Hey, it was the 70s, man. What did you expect?

… The study is the first based on new tests developed by the Organization for Economic Cooperation and Development, a coalition of mostly developed nations, and administered in 2011 and 2012 to thousands of people, ages 16 to 65, by 23 countries. Previous international skills studies have generally looked only at literacy, and in fewer countries.

he organizers assessed skills in literacy and facility with basic math, or numeracy, in all 23 countries. In 19 countries, there was a third assessment, called “problem-solving in technology-rich environments,” on using digital devices to find and evaluate information, communicate, and perform common tasks.

In all three fields, Japan ranked first and Finland second in average scores, with the Netherlands, Sweden and Norway near the top. Spain, Italy and France were at or near the bottom in literacy and numeracy, and were not included in the technology assessment.

he United States ranked near the middle in literacy and near the bottom in skill with numbers and technology. In number skills, just 9 percent of Americans scored in the top two of five proficiency levels, compared with a 23-country average of 12 percent, and 19 percent in Finland, Japan and Sweden.

“The first question these kinds of studies raise is, ‘If we’re so dumb, why are we so rich?’ “ said Anthony P. Carnevale, director of the Georgetown University Center on Education and the Workforce. “Our economic advantage has been having high skill levels at the top, being big, being more flexible than the other economies, and being able to attract other countries’ most skilled labor. But that advantage is slipping.”

This is very much of a recent assumption that America is rich from being smart. Older generations would have assumed that Americans were rich from having good institutions, being cooperative, enterprising, hard working, and having stolen a nice continent from the poor Indians, not from Americans being particularly smart. The U.S., for instance, barely won any Nobel Prizes before the late 1920s, yet America had the highest standard of living of any large country in the world.

In several ways, the American results were among the most polarized between high achievement and low. Compared with other countries with similar average scores, the United States, in all three assessments, usually had more people in the highest proficiency levels, and more in the lowest. The county also had an unusually wide gap in skills between the employed and the unemployed.

In the most highly educated population, people with graduate and professional degrees, Americans lagged slightly behind the international averages in skills.

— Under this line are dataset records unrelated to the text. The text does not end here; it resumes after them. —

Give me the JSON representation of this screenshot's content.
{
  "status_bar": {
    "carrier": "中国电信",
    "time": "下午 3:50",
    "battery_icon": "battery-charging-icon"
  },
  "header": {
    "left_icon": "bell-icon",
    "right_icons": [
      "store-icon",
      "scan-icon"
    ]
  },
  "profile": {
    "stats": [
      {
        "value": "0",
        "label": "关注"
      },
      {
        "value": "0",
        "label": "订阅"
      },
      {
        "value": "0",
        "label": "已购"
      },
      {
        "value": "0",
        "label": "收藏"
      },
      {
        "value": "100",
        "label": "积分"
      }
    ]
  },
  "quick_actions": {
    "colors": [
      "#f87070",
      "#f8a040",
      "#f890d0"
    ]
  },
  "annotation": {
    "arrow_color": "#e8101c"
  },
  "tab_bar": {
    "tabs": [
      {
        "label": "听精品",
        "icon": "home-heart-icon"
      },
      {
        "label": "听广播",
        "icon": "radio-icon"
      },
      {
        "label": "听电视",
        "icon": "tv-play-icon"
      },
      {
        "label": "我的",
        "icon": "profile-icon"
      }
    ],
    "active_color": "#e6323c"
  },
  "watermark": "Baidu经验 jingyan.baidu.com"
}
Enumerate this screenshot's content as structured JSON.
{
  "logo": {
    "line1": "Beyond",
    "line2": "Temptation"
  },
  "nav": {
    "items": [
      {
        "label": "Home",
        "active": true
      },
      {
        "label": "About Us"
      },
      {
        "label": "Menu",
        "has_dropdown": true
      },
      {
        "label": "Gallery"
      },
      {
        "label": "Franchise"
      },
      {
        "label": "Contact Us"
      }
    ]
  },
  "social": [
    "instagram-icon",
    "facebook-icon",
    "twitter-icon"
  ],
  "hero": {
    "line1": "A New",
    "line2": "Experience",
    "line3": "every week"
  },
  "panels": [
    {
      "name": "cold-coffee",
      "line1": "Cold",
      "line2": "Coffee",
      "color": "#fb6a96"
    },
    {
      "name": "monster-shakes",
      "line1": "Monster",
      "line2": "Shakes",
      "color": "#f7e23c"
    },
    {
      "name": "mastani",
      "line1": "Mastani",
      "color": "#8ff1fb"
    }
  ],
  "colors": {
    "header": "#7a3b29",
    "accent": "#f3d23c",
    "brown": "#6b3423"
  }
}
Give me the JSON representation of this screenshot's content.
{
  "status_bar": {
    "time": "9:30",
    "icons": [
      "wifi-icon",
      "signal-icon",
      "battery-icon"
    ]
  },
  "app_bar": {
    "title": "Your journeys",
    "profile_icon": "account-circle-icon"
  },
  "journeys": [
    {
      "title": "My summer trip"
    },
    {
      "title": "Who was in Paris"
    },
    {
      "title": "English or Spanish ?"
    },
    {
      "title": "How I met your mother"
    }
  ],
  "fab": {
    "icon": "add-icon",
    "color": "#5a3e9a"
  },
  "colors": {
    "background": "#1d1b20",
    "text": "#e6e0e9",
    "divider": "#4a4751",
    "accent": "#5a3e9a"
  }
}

But the gap was widest at the bottom; among those who did not finish high school, Americans had significantly worse skills than their counterparts abroad.

“These kinds of differences in skill sets matter a lot more than they used to, at every level of the economy,” Dr. Carnevale said. “Americans were always willing to accept a much higher level of inequality than other developed countries because there was upward mobility, but we’ve lost a lot of ground to other countries on mobility because people don’t have these skills.”

Among 55- to 65-year-olds, the United States fared better, on the whole, than its counterparts. But in the 45-to-54 age group, American performance was average, and among younger people, it was behind.

Like I said, you can’t expect anybody to have learned anything during the 1970s.

American educators often note that the nation’s polyglot nature can inhibit performance, though there is sharp debate over whether that is a short-run or long-run effect.

The new study shows that foreign-born adults in the United States have much poorer-than-average skills, but even the native-born scored a bit below the international norms. White Americans fared better than the multicountry average in literacy, but were about average in the math and technology tests.

So, what’s the point again of the Schumer-Rubio bill to expand immigration?